One Like a King’s Son

Do you remember Mephibosheth? He was Jonathan’s injured and deformed son, a man “lame in both feet.” After Jonathan’s death, there came a day when King David asked, “Is there not someone of the house of Saul to whom I may show the kindness of God?” And indeed there was!

Listen carefully to these wonderful words of King David; words spoken to the man Ziba, Saul’s former servant, and Mephibosheth’s future steward; words spoken over a dispirited orphan who thought  himself little better than “a dead dog.”

Yes, let every saint of God take to heart the King’s words:

You therefore, and your sons and your servants, shall work the land for him, and bring in the harvest, that your master’s son may have food to eat. But Mephibosheth your master’s son shall eat bread at my table always . . . He shall eat at my table like one of the king’s sons.

What a fountain of joy this is for the people of God! For here again the Spirit speaks of kings, cripples, tables, and food. This time, however, there is good news. Jesus Christ, the High King of Heaven, has bestowed the kindness of God on a chosen people, a people who are still lame in both feet (yet somehow learning to run little errands for their Master), and dead dogs (yet somehow alive from the dead, and squirming like delirious puppies in his welcoming arms)!

Yes, their Lord has shown them great kindness, more even than David showed to Mephibosheth—for David made him like a king’s son, but Christ has made his people to be true sons, and true heirs as well. Because of his victorious warfare in their behalf, they are family to him now, feasting with him always—not under the table, but at the table—face to face, in sweet fellowship with the Great King.


Good and Necessary Bread

Let me repeat my earlier confession: I find I still have a taste for Adoni-Bezek’s poisonous scraps. Fame, fortune, power, illicit pleasure—all keep beckoning. Alas, the tiniest taste fills (but fails to satisfy) and intoxicates (but fails to delight). Truly, they are deceptive food, shutting me out from the pleasures of my Master’s table—yet my wretched flesh craves them nonetheless.

So here is the great lesson I have learned: God’s royal family must learn to eat daily of the bread set before them on the King’s table—bread purchased at the greatest possible cost to their royal host!

Often, we will find it delightful: filling, satisfying, energizing, even intoxicating.

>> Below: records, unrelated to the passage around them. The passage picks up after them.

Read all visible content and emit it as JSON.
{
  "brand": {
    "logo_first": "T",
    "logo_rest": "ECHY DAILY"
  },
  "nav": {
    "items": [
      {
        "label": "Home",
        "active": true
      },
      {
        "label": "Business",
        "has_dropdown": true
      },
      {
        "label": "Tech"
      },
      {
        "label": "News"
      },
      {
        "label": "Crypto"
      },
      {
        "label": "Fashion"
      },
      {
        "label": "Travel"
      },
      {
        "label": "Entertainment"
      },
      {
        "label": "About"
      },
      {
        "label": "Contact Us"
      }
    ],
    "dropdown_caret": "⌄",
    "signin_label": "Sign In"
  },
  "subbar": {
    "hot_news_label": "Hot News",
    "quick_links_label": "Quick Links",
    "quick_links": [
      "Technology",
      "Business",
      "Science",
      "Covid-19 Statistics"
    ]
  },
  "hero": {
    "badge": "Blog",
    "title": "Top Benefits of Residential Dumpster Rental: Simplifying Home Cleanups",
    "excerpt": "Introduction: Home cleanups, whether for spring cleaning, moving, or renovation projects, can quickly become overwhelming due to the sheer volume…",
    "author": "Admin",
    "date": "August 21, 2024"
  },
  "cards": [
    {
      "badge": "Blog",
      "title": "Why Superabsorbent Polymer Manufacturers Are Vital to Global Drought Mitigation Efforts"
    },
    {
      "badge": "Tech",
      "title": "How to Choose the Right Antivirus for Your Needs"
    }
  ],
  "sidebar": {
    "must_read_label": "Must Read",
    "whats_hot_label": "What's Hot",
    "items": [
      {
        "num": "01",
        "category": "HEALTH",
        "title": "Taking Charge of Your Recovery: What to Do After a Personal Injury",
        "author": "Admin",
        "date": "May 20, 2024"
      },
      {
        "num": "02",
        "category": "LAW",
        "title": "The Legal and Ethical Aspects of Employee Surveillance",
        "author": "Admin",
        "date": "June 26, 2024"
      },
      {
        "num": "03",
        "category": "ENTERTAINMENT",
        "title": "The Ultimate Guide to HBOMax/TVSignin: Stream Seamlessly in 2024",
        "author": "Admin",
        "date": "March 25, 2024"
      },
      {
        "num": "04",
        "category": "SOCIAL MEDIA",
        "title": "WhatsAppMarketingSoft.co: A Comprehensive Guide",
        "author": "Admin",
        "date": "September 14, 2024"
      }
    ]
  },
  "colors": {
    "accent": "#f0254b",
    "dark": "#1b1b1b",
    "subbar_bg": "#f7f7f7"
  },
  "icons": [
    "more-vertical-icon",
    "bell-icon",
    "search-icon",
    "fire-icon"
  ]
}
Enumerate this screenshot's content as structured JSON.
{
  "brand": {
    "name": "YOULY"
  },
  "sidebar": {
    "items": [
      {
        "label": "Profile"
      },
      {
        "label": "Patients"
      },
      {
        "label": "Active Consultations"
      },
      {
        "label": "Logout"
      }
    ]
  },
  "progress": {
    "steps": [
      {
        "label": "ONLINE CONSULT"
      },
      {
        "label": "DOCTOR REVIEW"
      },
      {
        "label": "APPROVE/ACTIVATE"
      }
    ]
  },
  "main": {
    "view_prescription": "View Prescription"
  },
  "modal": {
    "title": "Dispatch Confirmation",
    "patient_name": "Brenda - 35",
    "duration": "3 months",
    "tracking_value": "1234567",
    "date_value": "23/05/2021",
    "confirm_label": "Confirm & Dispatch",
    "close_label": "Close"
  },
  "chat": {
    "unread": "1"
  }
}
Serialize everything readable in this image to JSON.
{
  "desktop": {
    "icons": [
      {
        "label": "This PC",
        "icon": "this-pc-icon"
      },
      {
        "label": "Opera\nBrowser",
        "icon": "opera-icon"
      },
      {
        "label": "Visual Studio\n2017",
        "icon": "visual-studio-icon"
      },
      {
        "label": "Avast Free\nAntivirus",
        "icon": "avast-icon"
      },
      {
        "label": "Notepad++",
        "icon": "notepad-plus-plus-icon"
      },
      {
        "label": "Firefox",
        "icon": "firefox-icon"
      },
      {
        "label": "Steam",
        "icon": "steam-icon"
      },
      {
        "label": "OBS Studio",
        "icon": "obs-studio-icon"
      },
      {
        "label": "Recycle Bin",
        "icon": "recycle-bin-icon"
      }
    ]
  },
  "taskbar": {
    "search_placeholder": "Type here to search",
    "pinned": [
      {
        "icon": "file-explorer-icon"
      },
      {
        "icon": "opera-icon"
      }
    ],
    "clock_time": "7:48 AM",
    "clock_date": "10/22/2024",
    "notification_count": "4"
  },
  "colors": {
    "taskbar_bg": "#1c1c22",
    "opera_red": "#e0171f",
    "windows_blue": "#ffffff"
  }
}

But always, we will find it necessary. We simply cannot do without it, no, not for a single day. For here alone we receive essential strength: strength to turn from the poisonous scraps of the ruler of this world; strength to behold our life in a pilgrim’s perspective; strength to remain content with our present fare (however exalted or humble it may be); and strength to keep our eyes fixed on our true destination: the greatest Feast of all time, the Marriage Supper of the Lamb (Revelation 12).


Final Words, Final Things

Let me close by reminding you again of Adoni-Bezek’s final words: “As I have done, so God has repaid me.” The Israel of God administered the justice of God, and Adoni-Bezek was utterly swept away.

So it shall be in the end, when Christ returns and the glorified “Israel of God” arrives on the scene. The ruler of this world will be utterly swept away, along with his city, his palace, his table, and his pitiful but willing retinue. For God is the rightful ruler over all, and all must therefore be made right.

Therefore, in that day, all tables will be turned. The rich will be poor, and the poor rich; the weak will be strong, and the strong poor; the wise will be foolish, and the foolish wise; the redwoods will be twigs, and the twigs cedars of Lebanon.

Let us therefore be patient. And until that day, let us keep strengthening ourselves at the Master’s table.

Moreover, as we wait, let us not forget that we too were once Adoni-Bezek’s crippled captives, feeding on his table scraps and doomed to his destruction. But in mercy, grace, and love, a greater than he came for us, entered his dark domain, plundered his goods, and took us for his own.

If then, on our pilgrim way, we should happen to meet any of  Adoni-Bezek’s helpless slaves, let us have compassion on them, inviting them at every opportunity to join us: to become one of Heaven’s royal sons, and to know the unspeakable privilege and pleasure of dining daily with the King.